Speaking in a point of order, the representative of the Russian Federation expressed regret over the vote just completed, because of its absurd content and lack of impact on Crimea’s position. Ukraine is simply acquiring one more reason to trick its population and the Assembly has become a partner in this process. He called on all to think of the lives of ordinary Ukrainians and their Government’s imposition of a destructive economic and social policy. He then made apologies to several affected by the Molotov/Ribbentrop during the Second World War, including hundreds of thousands of Polish Jews.
Also speaking in a point of order, the representative of Ukraine expressed regret that the Russian Federation’s statement was not a point of order, but simply a statement in abuse of the meeting. If the Russian Federation is criticizing the draft, this only shows that Ukraine is doing the right thing. He reminded Moscow that Prime Minister Vladimir Putin condemned the Molotov/Ribbentrop Pact 11 years ago, calling it an immoral pact with the Nazis. The Russian Federation’s refusal to condemn it and recognize it as a pact with the Nazis suggests that Moscow is backsliding and abandoning democratic values.
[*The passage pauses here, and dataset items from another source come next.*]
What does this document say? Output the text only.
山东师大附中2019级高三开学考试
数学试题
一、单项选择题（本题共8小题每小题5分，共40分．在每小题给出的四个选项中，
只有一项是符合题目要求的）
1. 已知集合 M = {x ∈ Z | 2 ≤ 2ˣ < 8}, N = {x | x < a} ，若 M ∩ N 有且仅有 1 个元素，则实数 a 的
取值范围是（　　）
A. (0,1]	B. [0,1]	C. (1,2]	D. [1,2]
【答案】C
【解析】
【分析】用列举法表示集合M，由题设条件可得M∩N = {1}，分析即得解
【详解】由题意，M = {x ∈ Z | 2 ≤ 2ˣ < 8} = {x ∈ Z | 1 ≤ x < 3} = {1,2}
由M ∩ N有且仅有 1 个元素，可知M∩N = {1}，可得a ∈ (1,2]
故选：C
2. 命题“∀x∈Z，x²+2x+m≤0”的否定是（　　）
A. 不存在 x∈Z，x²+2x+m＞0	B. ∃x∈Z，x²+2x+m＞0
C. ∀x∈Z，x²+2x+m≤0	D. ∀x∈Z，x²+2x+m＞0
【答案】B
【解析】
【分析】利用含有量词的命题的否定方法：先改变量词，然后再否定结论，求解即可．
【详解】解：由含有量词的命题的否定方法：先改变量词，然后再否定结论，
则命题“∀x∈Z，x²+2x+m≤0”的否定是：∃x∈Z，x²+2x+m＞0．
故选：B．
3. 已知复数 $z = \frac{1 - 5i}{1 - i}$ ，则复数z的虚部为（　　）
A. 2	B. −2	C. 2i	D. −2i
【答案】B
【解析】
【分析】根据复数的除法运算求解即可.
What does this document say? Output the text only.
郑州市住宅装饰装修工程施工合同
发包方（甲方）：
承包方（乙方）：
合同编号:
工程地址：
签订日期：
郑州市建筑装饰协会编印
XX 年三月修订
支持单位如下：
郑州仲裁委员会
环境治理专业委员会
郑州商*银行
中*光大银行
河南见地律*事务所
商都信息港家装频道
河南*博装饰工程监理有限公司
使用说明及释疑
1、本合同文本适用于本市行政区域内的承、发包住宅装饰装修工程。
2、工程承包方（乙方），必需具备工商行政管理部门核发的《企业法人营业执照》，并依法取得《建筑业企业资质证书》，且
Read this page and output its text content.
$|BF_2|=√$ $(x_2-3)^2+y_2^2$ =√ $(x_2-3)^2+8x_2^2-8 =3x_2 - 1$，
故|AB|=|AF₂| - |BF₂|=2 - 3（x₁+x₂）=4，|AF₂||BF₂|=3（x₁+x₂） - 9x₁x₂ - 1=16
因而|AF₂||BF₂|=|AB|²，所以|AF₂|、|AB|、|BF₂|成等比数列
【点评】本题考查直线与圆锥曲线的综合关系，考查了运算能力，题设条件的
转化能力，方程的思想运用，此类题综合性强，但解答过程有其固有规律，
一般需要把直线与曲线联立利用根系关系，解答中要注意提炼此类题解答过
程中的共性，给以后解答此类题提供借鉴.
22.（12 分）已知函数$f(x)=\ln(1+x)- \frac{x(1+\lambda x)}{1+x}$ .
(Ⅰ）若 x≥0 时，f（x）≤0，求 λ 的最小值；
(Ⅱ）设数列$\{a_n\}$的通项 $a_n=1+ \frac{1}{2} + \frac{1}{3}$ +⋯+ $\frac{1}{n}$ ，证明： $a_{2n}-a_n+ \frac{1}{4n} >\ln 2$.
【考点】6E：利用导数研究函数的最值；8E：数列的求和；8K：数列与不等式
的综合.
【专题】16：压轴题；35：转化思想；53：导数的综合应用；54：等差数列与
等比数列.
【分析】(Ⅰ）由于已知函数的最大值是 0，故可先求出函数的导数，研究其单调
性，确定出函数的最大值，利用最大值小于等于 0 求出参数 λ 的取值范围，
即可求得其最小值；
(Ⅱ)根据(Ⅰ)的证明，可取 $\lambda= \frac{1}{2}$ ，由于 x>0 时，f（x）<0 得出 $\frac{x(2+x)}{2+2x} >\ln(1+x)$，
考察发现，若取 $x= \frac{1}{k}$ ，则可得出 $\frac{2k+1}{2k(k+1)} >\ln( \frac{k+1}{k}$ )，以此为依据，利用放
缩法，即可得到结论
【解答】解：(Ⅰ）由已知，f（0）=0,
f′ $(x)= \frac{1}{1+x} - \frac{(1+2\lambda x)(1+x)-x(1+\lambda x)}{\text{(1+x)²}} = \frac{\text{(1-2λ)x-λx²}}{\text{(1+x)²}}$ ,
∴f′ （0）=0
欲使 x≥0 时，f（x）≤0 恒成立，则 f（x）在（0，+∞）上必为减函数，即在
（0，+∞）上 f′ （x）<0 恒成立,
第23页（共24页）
The representative of the European Union said his delegation will not recognize the illegal annexation of Crimea and Sevastopol by the Russian Federation. The bloc is committed to the principle of the sovereignty and territorial integrity of Ukraine within its borders, and considers the annexation a breach of international law and violation of the Charter of the United Nations, which prohibits use of force against any State. Those actions also violate the Russian Federation’s bilateral commitments, including the Budapest Memorandum of 1994. He emphasized the so‑called referendum held in Crimea on March 2014 has no legal validity and is in breach of the Ukraine constitution, calling on all Member States to remain steadfast in non‑recognition of the annexation as per General Assembly Resolution 68/262 (2014). Condemning the deployment of highly destabilizing Russian Federation weapons systems and military personnel, and conscription of Crimeans into its forces, a breach of international humanitarian law, he said it is crucial for that State to withdraw its military forces and end the annexation without delay. Member States must also refrain from any dealings with the Russian Federation as they pertain to the Crimean Peninsula, and all monitoring mechanisms must have unimpeded and safe access to the territory. The European Union remains steadfast in its non‑recognition of the annexation.
Right of Reply
The representative of the Russian Federation, speaking in exercise of the right of reply, said that the Soviet Union had been forced into pacts with Adolf Hitler. Moreover, it is blasphemous to equate the Nazi occupation with the Soviet Union, he said, calling upon Ukraine to refrain from continuing a discussion that its representative would later come to regret.